What is energy in animal production?

The energy content of feed ingredients can be estimated using different systems. Gross energy (GE) is measured by combusting a feed sample in a bomb calorimeter and determining the heat produced. Digestible energy (DE) and metabolizable energy (ME) are then estimated by measuring energy losses in feces and urine.

The final and most precise step is estimating net energy (NE), which accounts for heat losses generated during digestion and metabolism. This is particularly important because ingredients differ substantially in the amount of energy lost as heat.

For example, high-fiber ingredients lose a larger proportion of energy as heat during digestion, whereas fats and oils have a much lower heat increment. As a result, feeding fiber generates more heat than feeding fat.

This becomes especially relevant during warm seasons because excessive heat production can reduce feed intake and negatively affect pig growth performance.

Net energy and growth prediction

Achieving optimal growth rates in an economically viable way remains one of the main priorities for swine producers. Prediction equations are valuable tools because they help estimate growth performance based on nutritional and production variables.

Research by Nitikanchana et al. (2015) evaluated 100 experiments from 41 trials to develop prediction equations for growing-finishing pigs.

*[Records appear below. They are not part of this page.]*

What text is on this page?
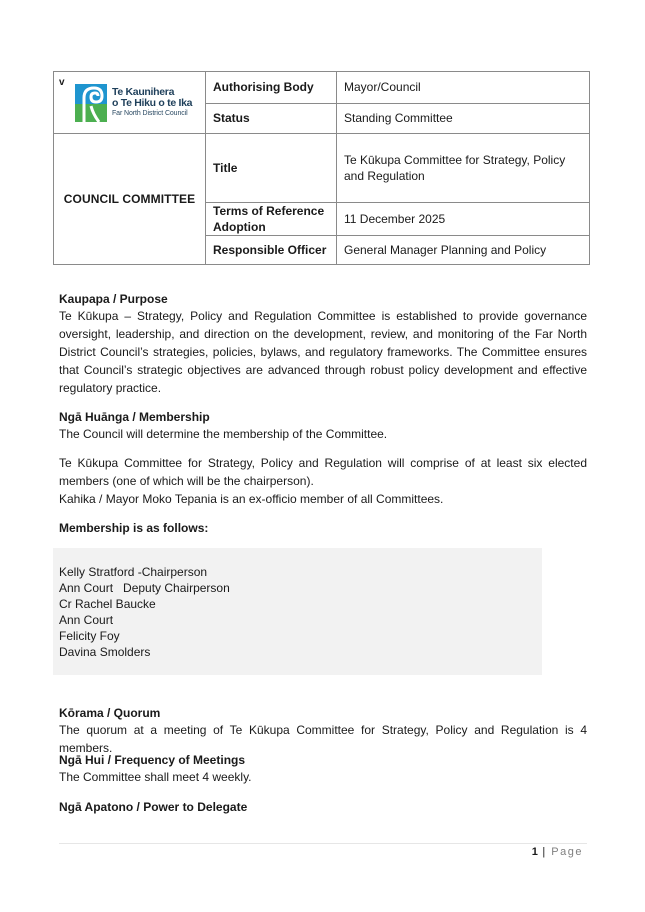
v
Te Kaunihera
o Te Hiku o te Ika
Far North District Council	Authorising Body	Mayor/Council
	Status	Standing Committee
COUNCIL COMMITTEE	Title	Te Kūkupa Committee for Strategy, Policy and Regulation
	Terms of Reference Adoption	11 December 2025
	Responsible Officer	General Manager Planning and Policy
Kaupapa / Purpose

Te Kūkupa – Strategy, Policy and Regulation Committee is established to provide governance oversight, leadership, and direction on the development, review, and monitoring of the Far North District Council’s strategies, policies, bylaws, and regulatory frameworks. The Committee ensures that Council’s strategic objectives are advanced through robust policy development and effective regulatory practice.

Ngā Huānga / Membership

The Council will determine the membership of the Committee.

Te Kūkupa Committee for Strategy, Policy and Regulation will comprise of at least six elected members (one of which will be the chairperson).

Kahika / Mayor Moko Tepania is an ex-officio member of all Committees.

Membership is as follows:
Kelly Stratford -Chairperson
Ann Court   Deputy Chairperson
Cr Rachel Baucke
Ann Court
Felicity Foy
Davina Smolders
Kōrama / Quorum

The quorum at a meeting of Te Kūkupa Committee for Strategy, Policy and Regulation is 4 members.

Ngā Hui / Frequency of Meetings

The Committee shall meet 4 weekly.

Ngā Apatono / Power to Delegate
1 | Page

The authors found that dietary net energy alone was a strong predictor of:

• Average daily gain (ADG)
• Feed conversion ratio (FCR)

However, prediction accuracy improved when additional variables such as:

• Average body weight
• Crude protein
• Standardized ileal digestible lysine (SID Lys)
• Nutrient interactions

were included in the models.

The study reported that for every 25 kcal/lb change in dietary net energy, average daily gain changed by approximately 0.8%.

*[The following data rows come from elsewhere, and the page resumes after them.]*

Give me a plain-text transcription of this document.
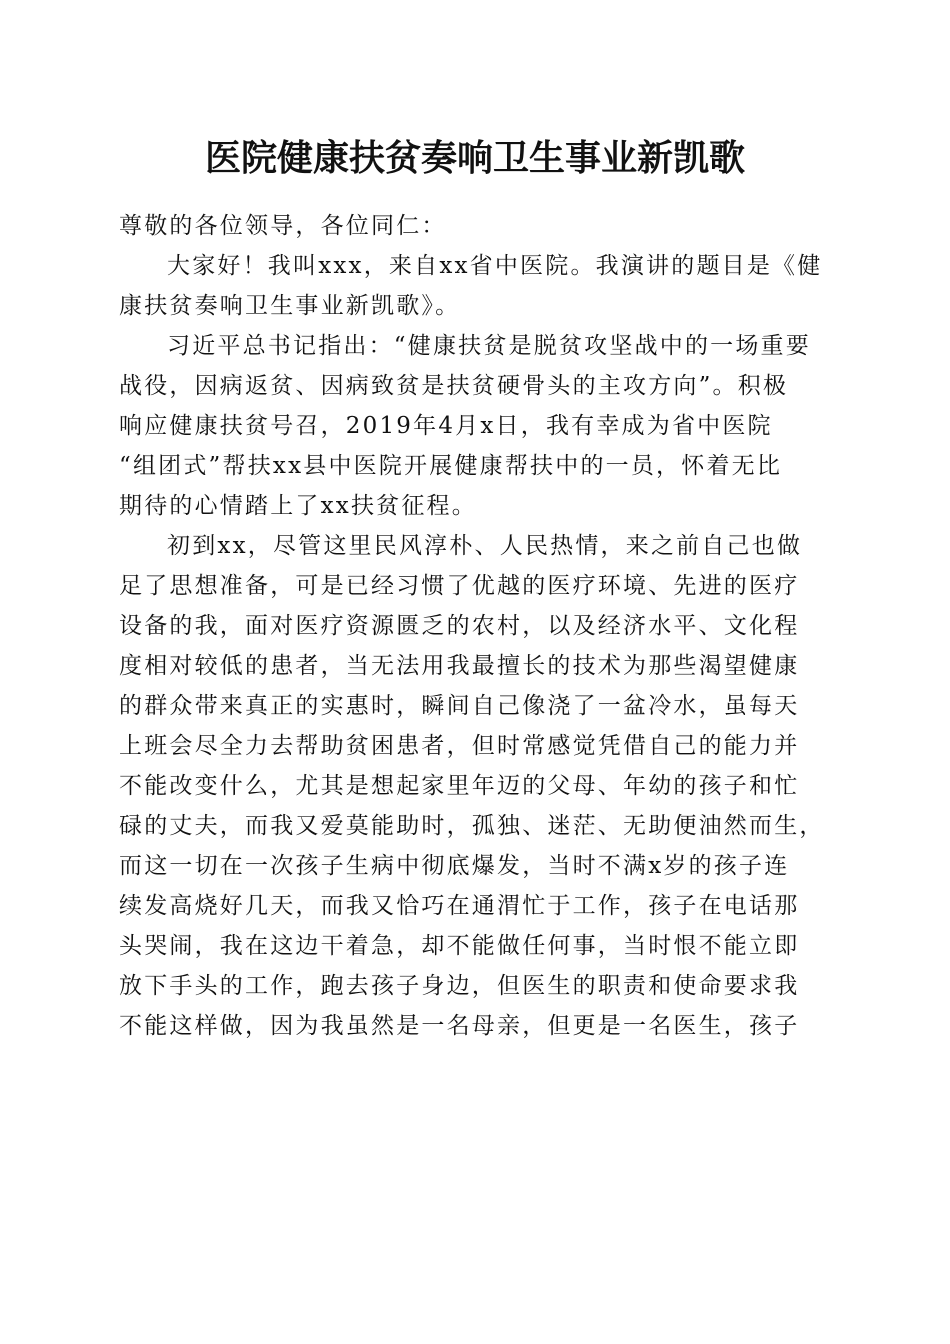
医院健康扶贫奏响卫生事业新凯歌
尊敬的各位领导，各位同仁：
大家好！我叫xxx，来自xx省中医院。我演讲的题目是《健
康扶贫奏响卫生事业新凯歌》。
习近平总书记指出：“健康扶贫是脱贫攻坚战中的一场重要
战役，因病返贫、因病致贫是扶贫硬骨头的主攻方向”。积极
响应健康扶贫号召，2019年4月x日，我有幸成为省中医院
“组团式”帮扶xx县中医院开展健康帮扶中的一员，怀着无比
期待的心情踏上了xx扶贫征程。
初到xx，尽管这里民风淳朴、人民热情，来之前自己也做
足了思想准备，可是已经习惯了优越的医疗环境、先进的医疗
设备的我，面对医疗资源匮乏的农村，以及经济水平、文化程
度相对较低的患者，当无法用我最擅长的技术为那些渴望健康
的群众带来真正的实惠时，瞬间自己像浇了一盆冷水，虽每天
上班会尽全力去帮助贫困患者，但时常感觉凭借自己的能力并
不能改变什么，尤其是想起家里年迈的父母、年幼的孩子和忙
碌的丈夫，而我又爱莫能助时，孤独、迷茫、无助便油然而生，
而这一切在一次孩子生病中彻底爆发，当时不满x岁的孩子连
续发高烧好几天，而我又恰巧在通渭忙于工作，孩子在电话那
头哭闹，我在这边干着急，却不能做任何事，当时恨不能立即
放下手头的工作，跑去孩子身边，但医生的职责和使命要求我
不能这样做，因为我虽然是一名母亲，但更是一名医生，孩子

Predicting feed efficiency

Net energy was also a strong predictor of feed efficiency. The best prediction models included:

• Dietary net energy
• Body weight
• Dietary fat concentration
• Interactions with digestible lysine

Higher dietary net energy and increased fat inclusion improved feed efficiency, especially when amino acid supply was not limiting.

Heat stress and practical applications

One of the most practical applications of net energy systems relates to heat stress management during summer. High environmental temperatures reduce feed intake, slow growth, and negatively affect metabolism and immune function. :contentReference[oaicite:6]{index=6}

Under heat stress, pigs redirect available energy toward maintaining homeostasis and reducing inflammation rather than depositing muscle tissue.

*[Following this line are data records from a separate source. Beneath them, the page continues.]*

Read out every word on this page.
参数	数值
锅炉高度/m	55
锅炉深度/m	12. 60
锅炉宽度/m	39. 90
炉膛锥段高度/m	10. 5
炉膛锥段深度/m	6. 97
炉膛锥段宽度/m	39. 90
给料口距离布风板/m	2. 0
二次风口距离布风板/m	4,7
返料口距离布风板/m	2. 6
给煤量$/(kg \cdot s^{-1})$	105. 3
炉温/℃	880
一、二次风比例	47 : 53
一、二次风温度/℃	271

One nutritional strategy to mitigate heat stress is increasing dietary energy density using fats and oils. Because fats have a lower heat increment than fiber, pigs expend less energy dissipating heat during digestion.

This strategy can:

• Reduce metabolic heat production
• Improve calorie utilization
• Support growth during hot weather
• Improve feed efficiency

Economic considerations

Although high-energy diets can improve performance, economic feasibility must always be evaluated carefully. Factors such as:

• Fat-to-corn price relationship
• Feed cost
• Pig density per pen
• Feeder and drinker availability
• Environmental temperature

should be considered before implementing higher-energy feeding strategies.

Ultimately, the value of increasing dietary net energy depends on whether the expected return on investment remains positive.

Conclusion

Net energy systems provide a more precise approach to evaluating the productive value of feed ingredients in swine diets. By accounting for metabolic heat losses and nutrient interactions, nutritionists can better predict growth performance and optimize feed formulation strategies.

As environmental and economic pressures continue to shape swine production, nutritional strategies focused on net energy optimization may become increasingly important for improving productivity, sustainability, and profitability.